The cybersecurity department at Harrogate-based logistics firm Speedwell Transport has marked a significant milestone this week, recording its fifth consecutive year in which not a single employee has clicked on the monthly phishing awareness email designed to warn them about the dangers of clicking on suspicious emails.
The achievement, which comes after half a decade of sending increasingly urgent messages with subject lines such as “IMPORTANT: Your Security Matters” and “Action Required: Phishing Alert”, represents what IT Security Manager Graham Pemberton described as “a testament to our rigorous training programme, or possibly its complete and utter failure, depending on how you look at it”.
The team’s monthly phishing simulation emails, carefully crafted to appear as legitimate security warnings, now achieve an impressive 2.3 per cent open rate. This compares favourably to the company’s actual phishing attempts, which maintain a concerning 34 per cent click-through rate, largely from employees who believe they genuinely have won an Amazon voucher or need to verify their password immediately.
“We have successfully trained our workforce to identify the telltale signs of our security communications,” Pemberton explained during a subdued celebration in Meeting Room 3B, attended by four members of his six-person team. “The earnest tone, the generic greeting, the sense that someone is trying very hard to help them. These are now recognized as red flags.”

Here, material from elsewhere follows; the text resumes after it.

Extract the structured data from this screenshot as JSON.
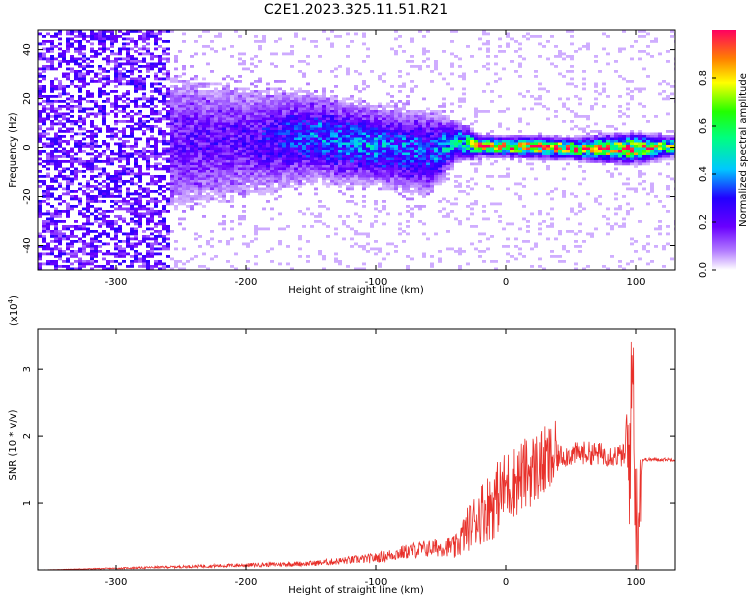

The cybersecurity team’s breakthrough came in 2019, when they realized that employees had developed what junior analyst Rachel Hartley termed “an almost Pavlovian response” to any email containing the words “cyber hygiene”, “threat landscape”, or “please be vigilant”.
“We tested it last month,” Hartley said. “Sent an email with the subject line ‘Urgent Security Update Required’ from our official IT security address. Four people opened it. Then we sent one from [email protected] saying ‘Click here for bonus information’. Sixty-seven clicks in the first hour.”

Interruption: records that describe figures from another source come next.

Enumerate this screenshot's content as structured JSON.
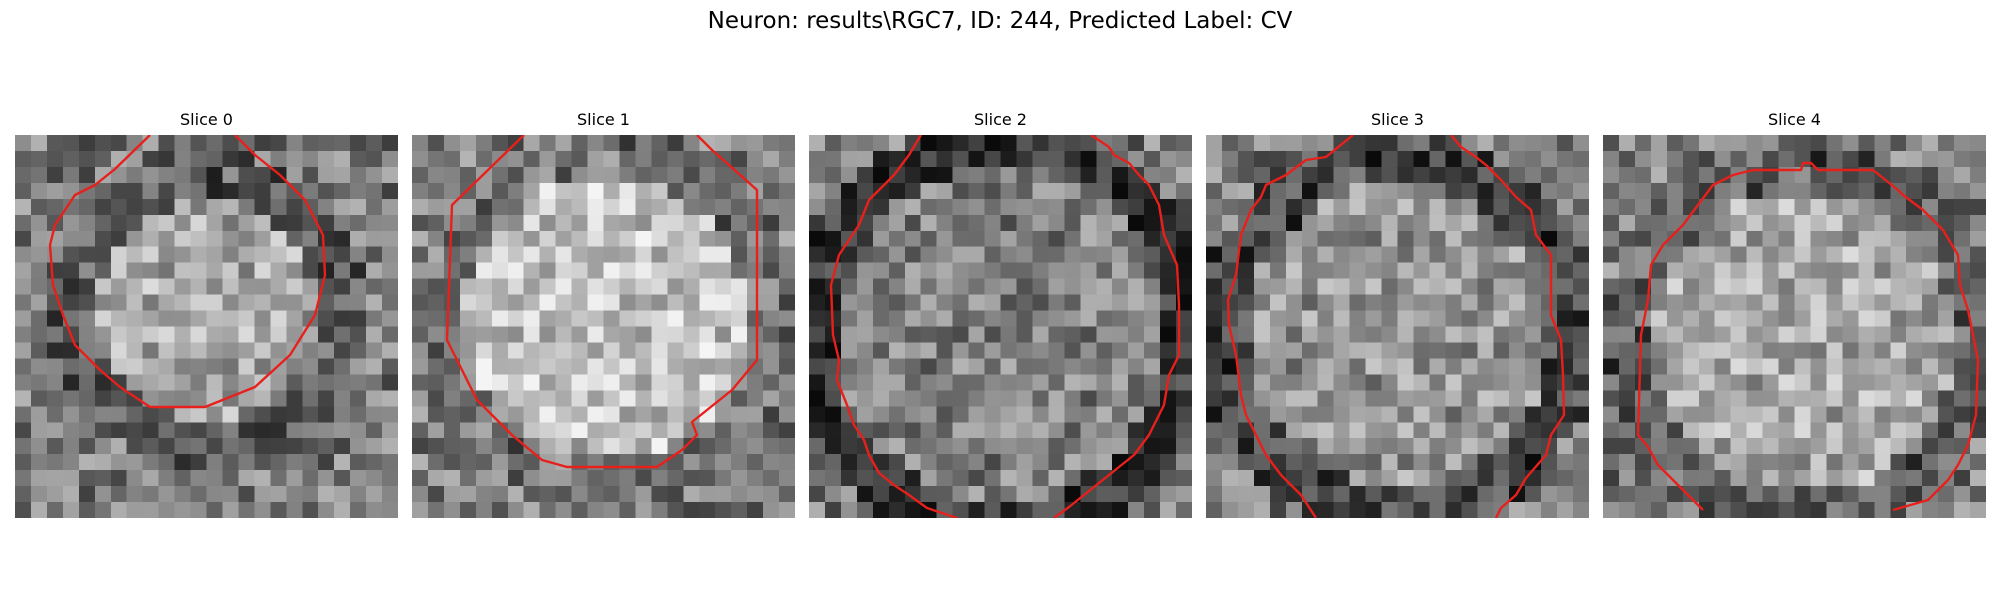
{
  "figure": {
    "title": "Neuron: results\\RGC7, ID: 244, Predicted Label: CV"
  },
  "slices": [
    {
      "title": "Slice 0"
    },
    {
      "title": "Slice 1"
    },
    {
      "title": "Slice 2"
    },
    {
      "title": "Slice 3"
    },
    {
      "title": "Slice 4"
    }
  ],
  "colors": {
    "contour": "#e8201c",
    "background": "#ffffff"
  },
  "image_style": "grayscale-noise-texture"
}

The security team has attempted various strategies to combat the problem, including making their legitimate warnings look more suspicious, abandoning formal language in favour of casual threats, and on one occasion simply writing “This is the real one, please, for the love of God, just read this one.” The latter achieved a 1.8 per cent open rate, down from their monthly average.
Speedwell Transport’s HR Director, Martin Cooper, praised the security team’s consistent results whilst simultaneously forwarding three separate phishing emails to his entire department, believing them to be important updates about the company pension scheme.
The IT security team will continue its awareness programme into 2025, having already scheduled twelve monthly emails that approximately 340 employees will immediately delete based solely on the sender’s address.